Ende 1935 besucht Hermann Göring die Grube und der Ausbau zur Musteranlage wird beschlossen. Während des zweiten Weltkiegs werden alle übertägigen Anlagen in zeitgenössischer Architektur neu errichtet.

In der Zeit nach dem Weltkrieg bis 1957 setzt sich die wechselvolle Geschichte des Saarlands fort und Reden steht wieder unter französischer Kontrolle. Später steht unter Regie der Saarbergwerke und unter dem Eindruck der Kohlekrisen mehrfach die Schließung der Grube zur Diskussion.

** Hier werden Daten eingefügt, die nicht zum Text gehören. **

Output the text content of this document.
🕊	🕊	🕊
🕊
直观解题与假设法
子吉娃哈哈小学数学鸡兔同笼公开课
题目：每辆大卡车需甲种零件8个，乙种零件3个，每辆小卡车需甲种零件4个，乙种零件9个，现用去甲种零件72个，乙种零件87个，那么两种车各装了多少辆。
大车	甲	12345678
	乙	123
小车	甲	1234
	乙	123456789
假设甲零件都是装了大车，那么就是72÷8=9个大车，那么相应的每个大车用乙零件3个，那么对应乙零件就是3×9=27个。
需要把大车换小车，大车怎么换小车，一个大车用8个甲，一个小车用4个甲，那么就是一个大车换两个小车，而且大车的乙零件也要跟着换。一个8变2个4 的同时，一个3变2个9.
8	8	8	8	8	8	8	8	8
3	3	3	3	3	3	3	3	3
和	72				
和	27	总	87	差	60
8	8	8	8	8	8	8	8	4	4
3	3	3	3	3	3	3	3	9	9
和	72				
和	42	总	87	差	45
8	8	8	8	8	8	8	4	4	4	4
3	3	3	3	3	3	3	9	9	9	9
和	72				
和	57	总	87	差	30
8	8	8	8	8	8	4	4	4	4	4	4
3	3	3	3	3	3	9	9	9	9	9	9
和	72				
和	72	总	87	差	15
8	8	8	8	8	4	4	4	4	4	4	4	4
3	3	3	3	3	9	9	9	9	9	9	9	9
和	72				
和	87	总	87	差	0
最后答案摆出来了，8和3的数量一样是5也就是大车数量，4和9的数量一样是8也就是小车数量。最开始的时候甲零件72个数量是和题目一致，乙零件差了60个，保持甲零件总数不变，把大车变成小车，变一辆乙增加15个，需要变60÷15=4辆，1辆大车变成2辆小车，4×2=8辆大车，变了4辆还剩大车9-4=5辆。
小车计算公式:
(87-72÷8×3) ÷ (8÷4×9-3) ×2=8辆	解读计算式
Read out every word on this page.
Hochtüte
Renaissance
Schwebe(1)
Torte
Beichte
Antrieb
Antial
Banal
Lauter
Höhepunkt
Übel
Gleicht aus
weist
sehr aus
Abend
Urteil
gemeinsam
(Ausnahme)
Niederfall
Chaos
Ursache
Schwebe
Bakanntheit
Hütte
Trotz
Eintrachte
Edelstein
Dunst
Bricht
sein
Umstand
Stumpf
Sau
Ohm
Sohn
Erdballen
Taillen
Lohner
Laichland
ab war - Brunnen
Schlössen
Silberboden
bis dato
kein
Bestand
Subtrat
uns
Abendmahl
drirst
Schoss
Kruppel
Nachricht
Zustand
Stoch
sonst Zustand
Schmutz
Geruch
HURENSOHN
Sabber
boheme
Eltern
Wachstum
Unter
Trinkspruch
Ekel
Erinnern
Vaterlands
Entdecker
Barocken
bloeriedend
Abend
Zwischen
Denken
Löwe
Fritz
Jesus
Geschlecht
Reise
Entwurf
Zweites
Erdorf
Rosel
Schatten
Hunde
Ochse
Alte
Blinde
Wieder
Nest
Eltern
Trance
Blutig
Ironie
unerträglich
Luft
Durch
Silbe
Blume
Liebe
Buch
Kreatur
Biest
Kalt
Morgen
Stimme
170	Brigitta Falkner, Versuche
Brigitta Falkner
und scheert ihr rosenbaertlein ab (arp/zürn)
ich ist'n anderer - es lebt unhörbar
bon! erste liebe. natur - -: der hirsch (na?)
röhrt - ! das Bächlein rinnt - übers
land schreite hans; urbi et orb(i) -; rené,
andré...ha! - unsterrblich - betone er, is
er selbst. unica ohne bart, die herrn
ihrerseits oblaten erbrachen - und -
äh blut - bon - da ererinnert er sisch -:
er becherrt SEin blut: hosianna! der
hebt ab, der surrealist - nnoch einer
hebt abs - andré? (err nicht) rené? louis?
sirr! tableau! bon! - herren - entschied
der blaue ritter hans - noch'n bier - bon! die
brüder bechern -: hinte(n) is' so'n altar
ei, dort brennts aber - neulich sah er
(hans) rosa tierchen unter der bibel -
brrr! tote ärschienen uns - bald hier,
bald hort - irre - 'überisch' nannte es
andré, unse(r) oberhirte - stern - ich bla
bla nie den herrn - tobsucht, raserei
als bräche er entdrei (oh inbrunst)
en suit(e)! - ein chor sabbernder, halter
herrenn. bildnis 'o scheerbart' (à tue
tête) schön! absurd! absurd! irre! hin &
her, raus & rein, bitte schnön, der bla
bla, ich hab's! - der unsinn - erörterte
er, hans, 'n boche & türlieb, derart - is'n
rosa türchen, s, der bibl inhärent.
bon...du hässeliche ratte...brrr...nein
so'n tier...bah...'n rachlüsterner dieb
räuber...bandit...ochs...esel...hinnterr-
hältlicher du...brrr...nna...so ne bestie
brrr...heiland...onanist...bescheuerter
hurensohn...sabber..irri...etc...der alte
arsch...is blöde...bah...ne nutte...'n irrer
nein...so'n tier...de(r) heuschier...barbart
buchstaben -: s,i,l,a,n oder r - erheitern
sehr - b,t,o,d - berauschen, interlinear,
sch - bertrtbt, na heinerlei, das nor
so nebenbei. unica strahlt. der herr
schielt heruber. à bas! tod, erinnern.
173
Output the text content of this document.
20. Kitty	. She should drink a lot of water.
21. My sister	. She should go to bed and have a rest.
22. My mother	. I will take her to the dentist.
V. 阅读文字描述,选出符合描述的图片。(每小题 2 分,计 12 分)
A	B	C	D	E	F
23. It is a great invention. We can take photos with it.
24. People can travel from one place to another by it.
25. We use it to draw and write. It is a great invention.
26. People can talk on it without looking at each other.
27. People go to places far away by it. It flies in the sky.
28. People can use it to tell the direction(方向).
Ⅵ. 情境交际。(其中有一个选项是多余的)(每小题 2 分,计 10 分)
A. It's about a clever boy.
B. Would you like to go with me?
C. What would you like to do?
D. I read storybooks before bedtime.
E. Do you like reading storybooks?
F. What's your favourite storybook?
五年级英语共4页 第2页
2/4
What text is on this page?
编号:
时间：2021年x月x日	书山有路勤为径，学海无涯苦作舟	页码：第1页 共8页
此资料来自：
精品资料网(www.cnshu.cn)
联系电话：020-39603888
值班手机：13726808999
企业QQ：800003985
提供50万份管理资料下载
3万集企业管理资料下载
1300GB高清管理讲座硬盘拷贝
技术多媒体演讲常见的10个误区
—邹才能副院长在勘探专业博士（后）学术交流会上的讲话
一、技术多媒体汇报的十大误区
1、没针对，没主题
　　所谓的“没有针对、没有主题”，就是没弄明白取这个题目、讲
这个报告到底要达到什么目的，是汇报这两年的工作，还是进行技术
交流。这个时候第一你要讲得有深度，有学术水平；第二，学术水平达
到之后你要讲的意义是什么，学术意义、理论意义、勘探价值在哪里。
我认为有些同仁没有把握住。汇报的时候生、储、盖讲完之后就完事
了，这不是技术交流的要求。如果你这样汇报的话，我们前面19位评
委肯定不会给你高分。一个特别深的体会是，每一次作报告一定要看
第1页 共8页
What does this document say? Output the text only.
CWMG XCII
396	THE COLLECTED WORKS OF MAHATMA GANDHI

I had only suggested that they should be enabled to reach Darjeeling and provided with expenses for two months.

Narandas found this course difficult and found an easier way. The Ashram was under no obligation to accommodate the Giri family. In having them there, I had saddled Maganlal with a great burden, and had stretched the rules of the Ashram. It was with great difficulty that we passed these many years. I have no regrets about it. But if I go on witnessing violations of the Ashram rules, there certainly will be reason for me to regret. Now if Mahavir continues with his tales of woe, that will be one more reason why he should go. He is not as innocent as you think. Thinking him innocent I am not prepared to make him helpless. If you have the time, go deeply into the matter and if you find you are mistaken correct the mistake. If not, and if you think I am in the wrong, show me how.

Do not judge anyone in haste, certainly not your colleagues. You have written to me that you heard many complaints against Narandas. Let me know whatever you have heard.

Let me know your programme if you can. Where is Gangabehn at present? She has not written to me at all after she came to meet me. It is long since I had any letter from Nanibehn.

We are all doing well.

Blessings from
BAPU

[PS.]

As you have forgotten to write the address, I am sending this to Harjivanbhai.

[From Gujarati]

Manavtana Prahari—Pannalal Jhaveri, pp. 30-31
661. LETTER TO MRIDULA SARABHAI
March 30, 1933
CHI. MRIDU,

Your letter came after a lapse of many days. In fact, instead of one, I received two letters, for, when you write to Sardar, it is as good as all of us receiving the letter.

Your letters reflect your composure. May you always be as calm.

In den 1980er Jahren folgt der Verbund mit der Grube Göttelborn.

Im Jahr 1995 wird das Bergwerk Reden geschlossen. Teile des ehem. Bergwerksgeländes nutzt heute der Gondwana-Park („Die gesamte Geschichte der Evolution unter einem Dach“). In den erhaltenen Bergwerks-Gebäuden haben heute u. a. das Landesdenkmalamt, das Zentrum für Biodokumentation und das Oberbergamt des Saarlandes ihren Sitz.